Plenair Lintmeijer bij behandeling Twee derden meerderheid van stemmen voor goedkeuring van EU-verdragen



Verslag van de vergadering van 24 januari 2017 (2016/2017 nr. 15)

Status: gecorrigeerd

Aanvang: 20.34 uur


Bekijk de video van deze spreekbeurt

De heer Lintmeijer i (GroenLinks):

Voorzitter. Ook namens mijn fractie dank ik de heer Van der Staaij voor zijn zorgvuldige en bevlogen antwoorden. Die hebben eraan bijgedragen dat een aantal punten in het debat verduidelijkt werden. De minister dank ik voor zijn appreciatie van het voorstel en de onderbouwing en argumenten daarbij.
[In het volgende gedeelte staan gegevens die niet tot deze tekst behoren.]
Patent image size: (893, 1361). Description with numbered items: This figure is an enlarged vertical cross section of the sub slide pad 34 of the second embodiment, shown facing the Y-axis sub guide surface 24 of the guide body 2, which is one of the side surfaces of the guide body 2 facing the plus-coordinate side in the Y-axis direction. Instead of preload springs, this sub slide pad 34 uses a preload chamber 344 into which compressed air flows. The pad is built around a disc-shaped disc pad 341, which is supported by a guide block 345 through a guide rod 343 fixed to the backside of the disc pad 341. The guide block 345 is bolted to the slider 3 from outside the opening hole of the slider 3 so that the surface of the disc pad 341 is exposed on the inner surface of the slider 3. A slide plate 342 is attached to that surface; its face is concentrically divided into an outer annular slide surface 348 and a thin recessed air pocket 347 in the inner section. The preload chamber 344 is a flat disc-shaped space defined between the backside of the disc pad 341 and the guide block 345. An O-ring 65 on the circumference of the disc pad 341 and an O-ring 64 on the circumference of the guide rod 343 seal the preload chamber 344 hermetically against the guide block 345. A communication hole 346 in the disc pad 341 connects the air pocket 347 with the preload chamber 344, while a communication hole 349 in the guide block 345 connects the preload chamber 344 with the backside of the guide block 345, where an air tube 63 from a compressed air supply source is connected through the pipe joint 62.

Als het debat een ding duidelijk heeft gemaakt, is het dat er op het gebied van artikel 91, lid 3 nog de nodige interpretaties gedaan moeten worden. Het lijkt erop dat het artikel veel ruimte biedt in verband met verdragen waar de Nederlandse constituties door zouden veranderen. Een ruimere en scherpere interpretatie is nodig. Dat is uit dit debat naar voren gekomen en dat vind ik waardevol. Het leidt tot de wens om daar via het kabinet en daarna via de parlementen actie op te ondernemen, om te oogsten wat dit heeft opgebracht.
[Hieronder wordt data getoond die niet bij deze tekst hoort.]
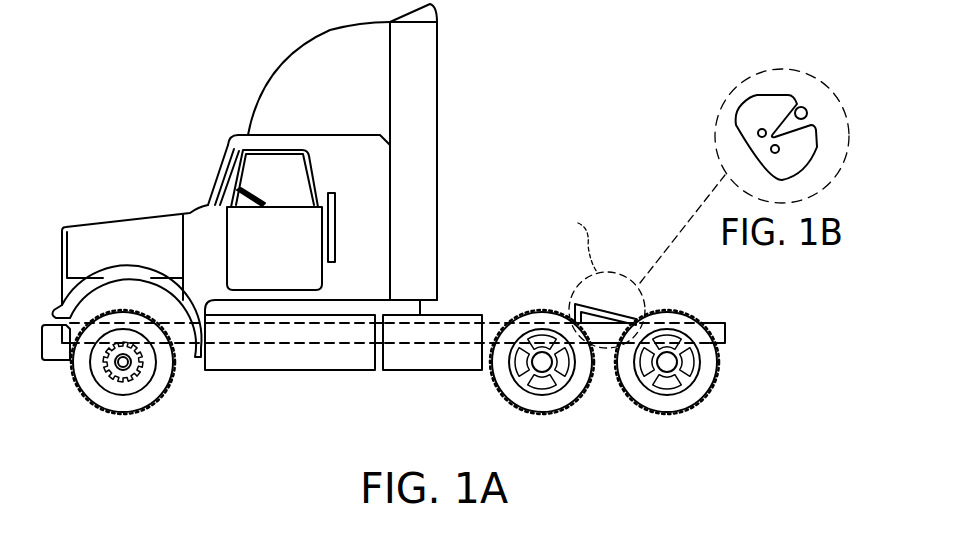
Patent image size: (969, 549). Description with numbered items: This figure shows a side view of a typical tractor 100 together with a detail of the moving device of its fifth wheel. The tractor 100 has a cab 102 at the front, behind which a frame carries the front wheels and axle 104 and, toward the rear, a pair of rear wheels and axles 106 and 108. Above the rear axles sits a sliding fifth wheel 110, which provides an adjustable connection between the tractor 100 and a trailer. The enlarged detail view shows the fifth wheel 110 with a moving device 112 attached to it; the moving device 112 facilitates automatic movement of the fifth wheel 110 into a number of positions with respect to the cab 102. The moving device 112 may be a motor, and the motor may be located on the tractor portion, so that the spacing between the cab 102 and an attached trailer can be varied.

In FIG. 1A, the tractor 100 is at (494, 90).
In FIG. 1A, the cab 102 is at (190, 191).
In FIG. 1A, the front wheels and axle 104 is at (179, 405).
In FIG. 1A, the rear wheels and axles 106 is at (473, 405).
In FIG. 1A, the rear wheels and axles 108 is at (613, 403).
In FIG. 1A, the sliding fifth wheel 110 is at (614, 288).
In FIG. 1B, the sliding fifth wheel 110 is at (760, 110).
In FIG. 1B, the moving device 112 is at (803, 107).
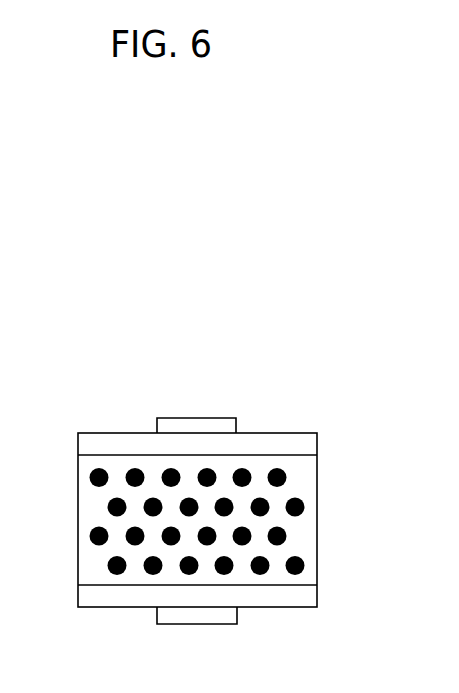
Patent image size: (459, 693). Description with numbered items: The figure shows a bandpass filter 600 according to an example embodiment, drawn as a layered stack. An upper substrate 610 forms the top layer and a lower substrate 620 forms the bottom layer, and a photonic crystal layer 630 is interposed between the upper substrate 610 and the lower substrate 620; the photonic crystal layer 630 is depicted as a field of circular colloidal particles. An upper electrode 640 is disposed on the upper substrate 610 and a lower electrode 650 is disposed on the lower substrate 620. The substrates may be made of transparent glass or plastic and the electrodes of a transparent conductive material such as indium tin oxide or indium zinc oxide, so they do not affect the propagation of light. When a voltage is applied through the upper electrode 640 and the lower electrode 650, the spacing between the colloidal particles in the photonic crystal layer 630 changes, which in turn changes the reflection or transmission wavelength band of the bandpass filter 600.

The bandpass filter 600 is at (216, 340).
The upper substrate 610 is at (80, 438).
The lower substrate 620 is at (80, 594).
The photonic crystal layer 630 is at (76, 455).
The upper electrode 640 is at (198, 418).
The lower electrode 650 is at (197, 626).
Inhoudelijk heb ik in mijn eerste termijn gezegd dat wij veel kansen en mogelijkheden zien om de EU beter te laten functioneren. Dat is ook noodzakelijk. De democratische legitimatie kan worden vergroot en de mandatering van onze bewindslieden die in de Europa gaan onderhandelen kan worden verbeterd. Dat blijft wat mij betreft onverkort van kracht. De heer Van der Staaij zegt dat zijn wetsvoorstel daar niet aan in de weg staat. In zekere zin klopt dat ook, maar omdat de heer Van der Staaij het wetsvoorstel heeft beperkt tot EU-verdragen en niet breder heeft gekeken naar de werking van verdragen die tot grote veranderingen in de constitutie zouden kunnen leiden, is het bijna logisch dat de focus op de EU komt te liggen. Wij stellen onze appreciatie daartegenover, want wij willen juist dat de EU zelf slagvaardiger wordt. We moeten dus juist geen belemmeringen opwerpen of drempels verhogen om de EU haar werk te laten doen op het gebied van grote mondiale vraagstukken, zoals milieu en klimaat — die heb ik al genoemd — en internationale belastingheffingen. Als het wetsvoorstel hiervoor drempels opwerpt, vinden wij dat een contraire beweging.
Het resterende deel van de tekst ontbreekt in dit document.